Sono i figli a chiederci di dargli delle regole


di Renata Maderna

da Famiglia Cristiana, n. 16, 18 aprile 2004

www.famigliacristiana.it

Ha scritto un libro sui "padri assenti". E raccomanda: «Educare costa, ma i ragazzi ne hanno grande bisogno».

«Il segno del padre è quello della ferita. Il dolore, il colpo, prodotto dalla perdita». Parole nette, decise, persino dure, se lette fuori dal contesto che le spiega, un libro, intitolato Il padre, l´assente inaccettabile (San Paolo), che da mesi ormai sta ottenendo un gradimento larghissimo, basato soprattutto sul passaparola, che ha decretato il successo del testo fra i tanti volumi dedicati al tema della paternità. L´autore, lo psicanalista Claudio Risé, continua a girare l´Italia per rispondere alle richieste di gremite platee, di associazioni, gruppi e parrocchie, che vogliono discuterne il contenuto e chiedere consigli, due motivazioni che spingono anche i numerosissimi che gli scrivono ogni giorno lettere ed e-mail. «Tutto questo mi ha confermato quello che rilevo nella pratica quotidiana come psicanalista, la fortissima richiesta di un padre che faccia il padre, che sia figura fondante della personalità»Un padre, dunque, che se da una parte non deve certo assomigliare ai padri-padrone di un tempo, non deve neppure appiattirsi a cercare di scimmiottare e duplicare la figura della madre.

«Il padre», spiega Risé, che ha due figli di 31 e 12 anni, «insegna, testimonia che la vita non è solo appagamento, conferma, rassicurazione, ma anche perdita, mancanza, fatica. Le esperienze più profonde prendono origine e forma proprio dalla perdita. Il bambino che rimane per sempre nella sfera materna rischia di non fare un passaggio decisivo per la sua crescita di uomo».

Genitori e educatori conoscono bene la caratteristica ansia del bambino viziato, cui si cerca di evitare il più possibile l´esperienza del limite, del divieto, della regola. Il bimbo diventa sempre più irrequieto, fino a sfidare continuamente più il mondo degli adulti e dell´autorità.

«Apparentemente lo fa per sfrontatezza e prepotenza», continua Risé. «A livello più profondo, in realtà, cerca disperatamente di ricevere un contenimento, un arresto, una norma. Ha bisogno di sentirsi dire: "Questo non lo devi fare". E cerca in ogni modo di soddisfare la sua necessità di una legge».

Ma è decisiva anche la madre

Ma attenzione, il fatto che Risé sottolinei il bisogno che i figli hanno del padre, non significa che il suo libro dimentichi il ruolo decisivo della madre: «Dal calore, dall´affetto che la madre prova per il figlio, ed esprime attraverso lo sguardo e le carezze e da ogni suo gesto, dipenderà l´amore che il bambino proverà per sé stesso, la sua capacità di volersi bene.
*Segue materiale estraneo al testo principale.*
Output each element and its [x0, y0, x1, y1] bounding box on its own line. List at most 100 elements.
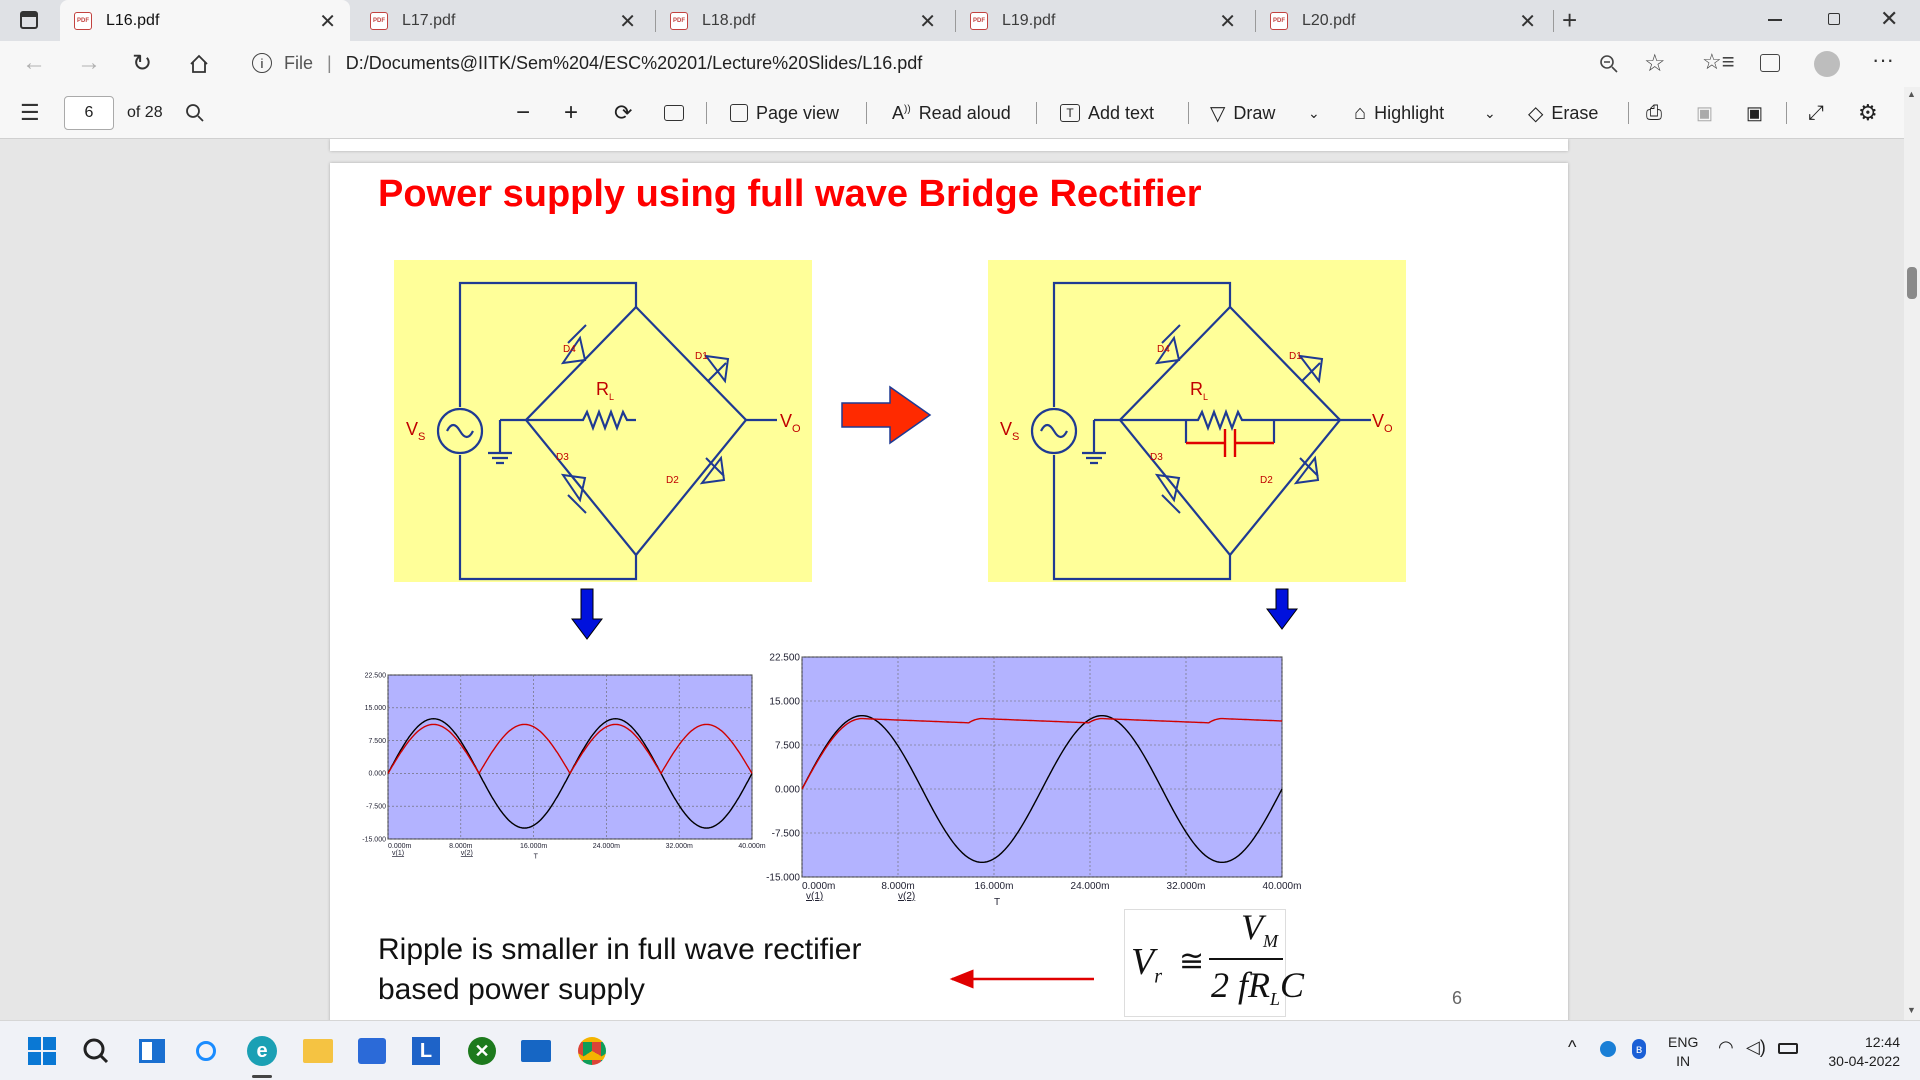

Quindi anche quella di amare realmente gli altri. È la simbiosi madre-figlio, la sua centralità nella vita dell´individuo che fa della presenza della madre nei primi anni di vita un caposaldo dell´esistenza individuale. L´enorme significato di questa simbiosi è ciò che rende importante la sua fine e decisivi i modi e i tempi in cui avviene. Se la separazione non avviene correttamente, l´individuo rischia di rimanere per tutta la vita un bimbo che piange l´oggetto amato da cui è stato separato e ne ricerca, in una sterile richiesta narcisistica, lo sguardo d´approvazione».
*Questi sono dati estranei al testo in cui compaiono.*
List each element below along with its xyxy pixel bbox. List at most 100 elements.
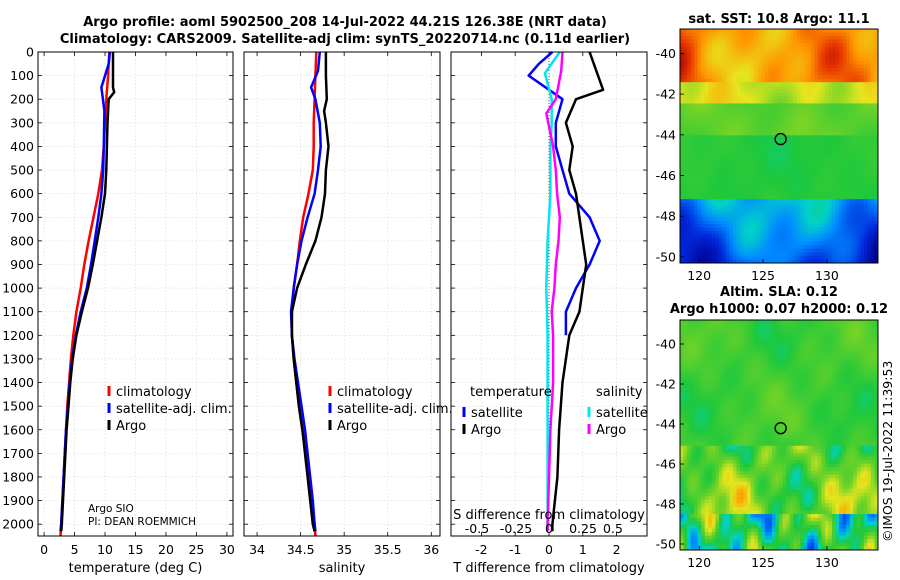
map-cell [814, 92, 819, 97]
map-cell [860, 53, 865, 58]
map-cell [687, 195, 692, 200]
map-cell [839, 323, 844, 328]
map-cell [821, 231, 826, 236]
map-cell [757, 78, 762, 83]
map-cell [828, 75, 833, 80]
map-cell [800, 43, 805, 48]
map-cell [708, 359, 713, 364]
map-cell [863, 252, 868, 257]
map-cell [824, 192, 829, 197]
map-cell [793, 170, 798, 175]
map-cell [863, 96, 868, 101]
map-cell [775, 206, 780, 211]
map-cell [786, 195, 791, 200]
map-cell [860, 213, 865, 218]
map-cell [729, 334, 734, 339]
temperature-panel: 0100200300400500600700800900100011001200… [2, 45, 235, 577]
map-cell [867, 103, 872, 108]
map-cell [789, 330, 794, 335]
map-cell [764, 255, 769, 260]
map-cell [683, 29, 688, 33]
map-cell [842, 206, 847, 211]
map-cell [793, 334, 798, 339]
map-cell [856, 241, 861, 246]
map-cell [747, 78, 752, 83]
map-cell [683, 32, 688, 37]
map-cell [842, 224, 847, 228]
map-cell [793, 181, 798, 186]
map-cell [757, 192, 762, 197]
map-cell [870, 36, 875, 41]
map-cell [793, 241, 798, 246]
map-cell [740, 238, 745, 243]
map-cell [789, 57, 794, 62]
map-cell [839, 57, 844, 62]
map-cell [800, 377, 805, 382]
map-cell [874, 36, 879, 41]
map-cell [687, 99, 692, 104]
map-cell [704, 142, 709, 147]
map-cell [750, 39, 755, 44]
map-cell [725, 107, 730, 111]
map-cell [683, 57, 688, 62]
map-cell [687, 355, 692, 360]
map-cell [747, 160, 752, 165]
map-cell [793, 135, 798, 140]
map-cell [839, 149, 844, 154]
map-cell [740, 121, 745, 126]
map-cell [740, 330, 745, 335]
map-cell [796, 195, 801, 200]
map-cell [743, 255, 748, 260]
map-cell [736, 68, 741, 72]
map-cell [729, 128, 734, 133]
map-cell [800, 57, 805, 62]
map-cell [733, 224, 737, 228]
map-cell [824, 337, 829, 342]
map-cell [771, 124, 776, 129]
map-cell [729, 231, 734, 236]
map-cell [750, 330, 755, 335]
map-cell [750, 206, 755, 211]
map-cell [680, 248, 684, 253]
map-cell [863, 199, 868, 204]
map-cell [796, 128, 801, 133]
map-cell [715, 153, 720, 158]
series-line-s-satellite [543, 51, 561, 532]
map-cell [867, 124, 872, 129]
map-cell [747, 57, 752, 62]
map-cell [793, 320, 798, 324]
map-cell [846, 114, 851, 119]
map-cell [771, 216, 776, 221]
map-cell [725, 121, 730, 126]
map-cell [687, 78, 692, 83]
map-cell [856, 366, 861, 371]
map-cell [694, 85, 699, 90]
map-cell [779, 248, 783, 253]
map-cell [779, 160, 783, 165]
map-cell [680, 170, 684, 175]
map-cell [711, 188, 716, 193]
map-cell [803, 373, 808, 378]
map-cell [704, 231, 709, 236]
map-cell [718, 57, 723, 62]
map-cell [747, 345, 752, 350]
map-cell [793, 224, 798, 228]
map-cell [803, 323, 808, 328]
map-cell [796, 352, 801, 357]
map-cell [761, 71, 766, 76]
map-cell [800, 103, 805, 108]
map-cell [782, 348, 787, 353]
map-cell [874, 128, 879, 133]
map-cell [842, 195, 847, 200]
map-cell [764, 185, 769, 189]
map-cell [687, 359, 692, 364]
map-cell [821, 209, 826, 214]
map-cell [757, 231, 762, 236]
map-cell [828, 85, 833, 90]
map-cell [771, 170, 776, 175]
map-cell [800, 32, 805, 37]
map-cell [814, 188, 819, 193]
map-cell [821, 359, 826, 364]
map-cell [807, 117, 812, 122]
legend-title-temperature: temperature [470, 385, 552, 400]
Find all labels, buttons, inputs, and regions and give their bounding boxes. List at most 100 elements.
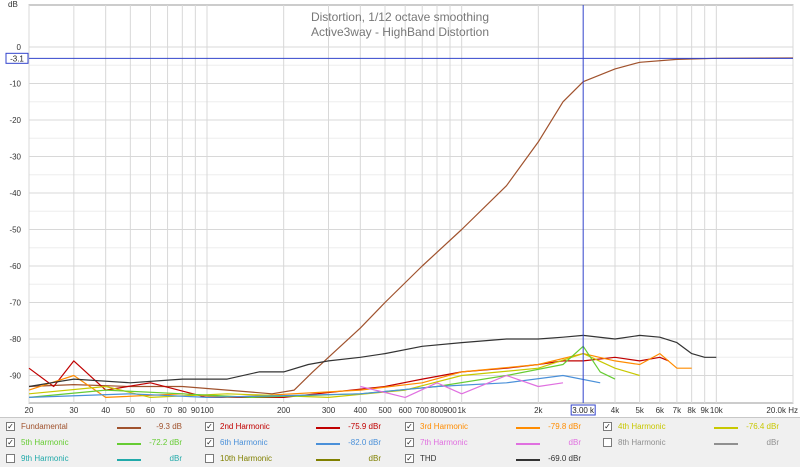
legend-checkbox-2nd-harmonic[interactable]: ✓ <box>205 422 214 431</box>
series-line-3rd-harmonic <box>28 353 692 398</box>
legend-swatch-3rd-harmonic <box>516 427 540 429</box>
series-line-6th-harmonic <box>28 374 601 398</box>
legend-item-6th-harmonic[interactable]: ✓ 6th Harmonic -82.0 dBr <box>205 436 395 452</box>
y-tick-label: -80 <box>9 335 21 344</box>
legend-value-4th-harmonic: -76.4 dBr <box>746 422 779 431</box>
legend-value-2nd-harmonic: -75.9 dBr <box>348 422 381 431</box>
legend-item-9th-harmonic[interactable]: 9th Harmonic dBr <box>6 452 196 468</box>
x-tick-label: 10k <box>710 406 724 415</box>
legend-label-7th-harmonic: 7th Harmonic <box>420 438 468 447</box>
legend-swatch-2nd-harmonic <box>316 427 340 429</box>
legend-label-10th-harmonic: 10th Harmonic <box>220 454 273 463</box>
legend-value-fundamental: -9.3 dB <box>156 422 182 431</box>
x-tick-label: 40 <box>101 406 110 415</box>
series-line-thd <box>28 334 717 388</box>
x-tick-label: 900 <box>443 406 457 415</box>
legend-item-3rd-harmonic[interactable]: ✓ 3rd Harmonic -79.8 dBr <box>405 420 595 436</box>
y-tick-label: -50 <box>9 226 21 235</box>
y-tick-label: -70 <box>9 299 21 308</box>
cursor-x-box <box>570 404 596 416</box>
legend-value-8th-harmonic: dBr <box>766 438 779 447</box>
cursor-y-box <box>5 52 29 64</box>
legend-checkbox-6th-harmonic[interactable]: ✓ <box>205 438 214 447</box>
y-tick-label: -10 <box>9 80 21 89</box>
legend-label-9th-harmonic: 9th Harmonic <box>21 454 69 463</box>
legend-label-8th-harmonic: 8th Harmonic <box>618 438 666 447</box>
legend-checkbox-10th-harmonic[interactable] <box>205 454 214 463</box>
x-tick-label: 30 <box>69 406 78 415</box>
legend-swatch-thd <box>516 459 540 461</box>
x-tick-label: 600 <box>398 406 412 415</box>
y-tick-label: -20 <box>9 116 21 125</box>
cursor-x-label: 3.00 k <box>572 406 595 415</box>
legend-item-10th-harmonic[interactable]: 10th Harmonic dBr <box>205 452 395 468</box>
series-line-7th-harmonic <box>360 374 564 398</box>
legend-value-5th-harmonic: -72.2 dBr <box>149 438 182 447</box>
x-tick-label: 20 <box>25 406 34 415</box>
x-tick-label: 1k <box>457 406 466 415</box>
series-line-fundamental <box>28 57 794 395</box>
legend-swatch-6th-harmonic <box>316 443 340 445</box>
legend-item-4th-harmonic[interactable]: ✓ 4th Harmonic -76.4 dBr <box>603 420 793 436</box>
legend-label-fundamental: Fundamental <box>21 422 68 431</box>
legend-checkbox-7th-harmonic[interactable]: ✓ <box>405 438 414 447</box>
legend-checkbox-fundamental[interactable]: ✓ <box>6 422 15 431</box>
legend-swatch-fundamental <box>117 427 141 429</box>
y-tick-label: -30 <box>9 153 21 162</box>
legend-value-9th-harmonic: dBr <box>169 454 182 463</box>
x-tick-label: 200 <box>277 406 291 415</box>
legend-value-7th-harmonic: dBr <box>568 438 581 447</box>
legend-item-2nd-harmonic[interactable]: ✓ 2nd Harmonic -75.9 dBr <box>205 420 395 436</box>
chart-title: Distortion, 1/12 octave smoothing <box>311 10 489 24</box>
x-tick-label: 100 <box>200 406 214 415</box>
x-tick-label: 90 <box>191 406 200 415</box>
legend-value-3rd-harmonic: -79.8 dBr <box>548 422 581 431</box>
x-tick-label: 5k <box>635 406 644 415</box>
x-tick-label: 4k <box>611 406 620 415</box>
x-tick-label: 7k <box>673 406 682 415</box>
y-tick-label: -40 <box>9 189 21 198</box>
chart-background <box>0 0 800 417</box>
y-tick-label: -60 <box>9 262 21 271</box>
legend-value-6th-harmonic: -82.0 dBr <box>348 438 381 447</box>
legend-checkbox-3rd-harmonic[interactable]: ✓ <box>405 422 414 431</box>
legend-swatch-8th-harmonic <box>714 443 738 445</box>
legend-item-thd[interactable]: ✓ THD -69.0 dBr <box>405 452 595 468</box>
legend-checkbox-9th-harmonic[interactable] <box>6 454 15 463</box>
chart-subtitle: Active3way - HighBand Distortion <box>311 25 489 39</box>
legend-swatch-5th-harmonic <box>117 443 141 445</box>
x-tick-label: 8k <box>687 406 696 415</box>
legend-panel: ✓ Fundamental -9.3 dB ✓ 2nd Harmonic -75.9 dB… <box>0 417 800 467</box>
legend-item-5th-harmonic[interactable]: ✓ 5th Harmonic -72.2 dBr <box>6 436 196 452</box>
distortion-chart[interactable]: 0 -10 -20 -30 -40 -50 -60 -70 -80 -90 20 30 40 50 60 7… <box>0 0 800 417</box>
x-tick-label: 80 <box>178 406 187 415</box>
cursor-y-label: -3.1 <box>10 54 24 63</box>
legend-value-10th-harmonic: dBr <box>368 454 381 463</box>
chart-cursor[interactable]: 3.00 k -3.1 <box>5 5 793 416</box>
x-axis-ticks: 20 30 40 50 60 70 80 90 100 200 300 400 500 600 700 800… <box>25 406 798 415</box>
y-tick-label: 0 <box>17 43 22 52</box>
x-tick-label: 700 <box>416 406 430 415</box>
legend-swatch-9th-harmonic <box>117 459 141 461</box>
x-tick-label: 500 <box>378 406 392 415</box>
legend-label-6th-harmonic: 6th Harmonic <box>220 438 268 447</box>
legend-item-fundamental[interactable]: ✓ Fundamental -9.3 dB <box>6 420 196 436</box>
x-tick-label: 70 <box>163 406 172 415</box>
legend-item-7th-harmonic[interactable]: ✓ 7th Harmonic dBr <box>405 436 595 452</box>
chart-series <box>28 57 794 398</box>
x-tick-label: 300 <box>322 406 336 415</box>
x-tick-label: 6k <box>656 406 665 415</box>
legend-checkbox-4th-harmonic[interactable]: ✓ <box>603 422 612 431</box>
y-tick-label: -90 <box>9 372 21 381</box>
legend-swatch-4th-harmonic <box>714 427 738 429</box>
legend-checkbox-5th-harmonic[interactable]: ✓ <box>6 438 15 447</box>
legend-checkbox-8th-harmonic[interactable] <box>603 438 612 447</box>
x-tick-label: 400 <box>354 406 368 415</box>
x-tick-label: 2k <box>534 406 543 415</box>
x-tick-label: 9k <box>700 406 709 415</box>
legend-label-3rd-harmonic: 3rd Harmonic <box>420 422 469 431</box>
legend-checkbox-thd[interactable]: ✓ <box>405 454 414 463</box>
chart-grid <box>28 4 794 404</box>
legend-value-thd: -69.0 dBr <box>548 454 581 463</box>
legend-item-8th-harmonic[interactable]: 8th Harmonic dBr <box>603 436 793 452</box>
Quei mariti ancora troppo figli

Su questo punto Risé ha raccolto il consenso di tante donne e mamme, lasciando emergere ancora una volta come sia semplice per una moglie notare il rapporto non maturo del marito con la propria mamma e come, d´altra parte, sia difficile rendersi conto del fatto che la medesima situazione si sta creando con i propri figli.

«Negli ultimi decenni», spiega Risé, «ci si è immobilizzati in una sorta di opposizione tra il cosiddetto padre normativo e quello affettivo, invocato dagli slogan della "correttezza politica", calata anche nelle pedagogie. C´è un malinteso di fondo che fa dimenticare quanto impegno costi a un genitore l´intervento educativo e disciplinare, che viene accettato e capito proprio perché nasce dall´affetto. Molto più facile e rilassante sarebbe il lasciar fare, come hanno fatto sempre i padri assenti, votati soltanto ed esclusivamente al lavoro».

Ma quando l´amore paterno riesce a prevalere e il papà non ha paura di fare il suo mestiere, lascia un solco nella vita del figlio profondo al punto da sopravvivere per sempre. Uno sguardo che accompagna, sorride e ogni tanto sgrida persino dopo la morte.